Coming up with financing with which to build a new home on vacant land has some things in common with financing an existing home—but significant differences, too, which could affect your ability to qualify for the loan you want.
When you finance an existing home, the bank doesn't have to worry about whether the structure will get built, and thus serve as collateral for its loan. When you finance new construction, however, the collateral doesn't exist yet, so the bank will look all the more carefully to your ability to pay for a project in which even the best management might mean increased costs.
The estimated cost of building the house that you've designed and engineered is the point of departure for establishing the amount of the construction loan. Your architect or builder's construction plans and other documents will determine the estimated cost.
In addition to the costs of construction, the bank will insist on reserves: a contingency reserve (often 5% to 10% of the estimated construction costs) and an interest reserve (if you don't want to pay the monthly interest payments on the construction loan out of pocket).
Both you and the bank want to be confident that there are sufficient funds available to finish the project even if there are cost overruns or if the unforeseen happens, like your builder going into bankruptcy.
If the project comes in on budget, you won't need to draw down the reserves. On the other hand, cost overruns that exceed the contingency reserve will be your responsibility to pay.

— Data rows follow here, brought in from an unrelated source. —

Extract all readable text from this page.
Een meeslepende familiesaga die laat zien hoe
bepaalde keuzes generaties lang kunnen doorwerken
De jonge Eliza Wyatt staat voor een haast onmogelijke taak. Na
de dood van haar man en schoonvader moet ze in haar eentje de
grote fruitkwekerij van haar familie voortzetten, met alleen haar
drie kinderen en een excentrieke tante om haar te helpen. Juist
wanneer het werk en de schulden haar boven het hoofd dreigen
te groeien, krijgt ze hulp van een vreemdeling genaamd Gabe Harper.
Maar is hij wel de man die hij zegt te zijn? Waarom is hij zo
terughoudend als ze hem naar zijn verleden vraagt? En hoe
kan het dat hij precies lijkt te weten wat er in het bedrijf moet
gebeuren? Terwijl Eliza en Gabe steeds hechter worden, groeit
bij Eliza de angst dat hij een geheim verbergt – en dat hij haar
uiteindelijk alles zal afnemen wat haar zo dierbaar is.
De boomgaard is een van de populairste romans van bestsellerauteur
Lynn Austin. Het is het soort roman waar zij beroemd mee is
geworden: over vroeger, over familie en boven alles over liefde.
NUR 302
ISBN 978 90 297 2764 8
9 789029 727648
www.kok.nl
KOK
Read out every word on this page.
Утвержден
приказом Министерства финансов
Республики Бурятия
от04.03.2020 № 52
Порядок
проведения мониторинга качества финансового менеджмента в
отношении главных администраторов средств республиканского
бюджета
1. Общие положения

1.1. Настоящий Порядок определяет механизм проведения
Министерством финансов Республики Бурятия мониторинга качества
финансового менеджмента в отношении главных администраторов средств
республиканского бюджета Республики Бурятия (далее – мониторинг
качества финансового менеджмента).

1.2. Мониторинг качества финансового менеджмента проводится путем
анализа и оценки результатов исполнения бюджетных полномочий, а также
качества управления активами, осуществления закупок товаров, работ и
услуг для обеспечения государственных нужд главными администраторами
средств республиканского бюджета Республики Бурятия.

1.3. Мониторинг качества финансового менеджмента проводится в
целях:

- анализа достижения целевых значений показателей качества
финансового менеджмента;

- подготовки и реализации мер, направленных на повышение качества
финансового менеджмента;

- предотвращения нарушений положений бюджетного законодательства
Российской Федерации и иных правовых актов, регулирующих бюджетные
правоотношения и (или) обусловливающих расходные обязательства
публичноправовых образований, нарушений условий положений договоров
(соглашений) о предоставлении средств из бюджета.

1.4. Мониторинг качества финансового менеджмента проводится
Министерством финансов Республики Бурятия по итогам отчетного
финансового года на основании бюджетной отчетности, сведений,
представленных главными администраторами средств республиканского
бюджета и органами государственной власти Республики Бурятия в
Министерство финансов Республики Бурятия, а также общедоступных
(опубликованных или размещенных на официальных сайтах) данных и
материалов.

When you apply for a conventional mortgage loan to purchase an existing home, the bank looks to your financial strength and to the value of the existing home for assurances that you'll repay the loan. With new construction financing, the bank will look more carefully at your financial depth, because the collateral for its loan doesn't exist yet. Thus, for new construction, the bank's credit, income, and also repayment requirements will be more stringent.
To prove your creditworthiness, the bank will obtain (and you will pay for) copies of your credit score and history. Before approaching a lender, be sure to clean up any mistakes or issues within your credit report.
You will also need to provide evidence of your income (tax returns, W-2 statements, and the like) that meets the bank's required income-to-loan ratio (all of your prospective monthly debt payments, including your new mortgage, insurance, and real estate taxes, divided by your monthly pre-tax income.) The required income-to-loan ratio is typically 35% to 45%. Basically, it measures how much of your income will be committed to paying for housing. The lower the ratio, the smaller the impact of your new debt obligations on your household budget and the more confident the lender can be that you'll be able to repay the loan.
A lower income-to-loan ratio should also get you a lower interest rate on your loan.
The bank or lender that provides your construction financing will probably provide you with permanent financing (over the long term), as well. If it doesn't, you'll additionally need to demonstrate how you will repay the construction loan, for example, with permanent financing from another lender.
The bank will expect you to own (or at least control) the land you want to build on. If you own it outright, you're that much stronger financially in the bank's eyes.
If you need to pay off an existing land loan or purchase land that is under a purchase and sale agreement, the bank will fold the payoff amount or the purchase amount into the construction loan. However, because the land by itself isn't excellent collateral, the bank will increase its other credit requirements.
On the other hand, if you already own a house and you've been able to build up substantial equity in it, you'll be more likely to qualify for a larger loan amount and/or a lower interest rate.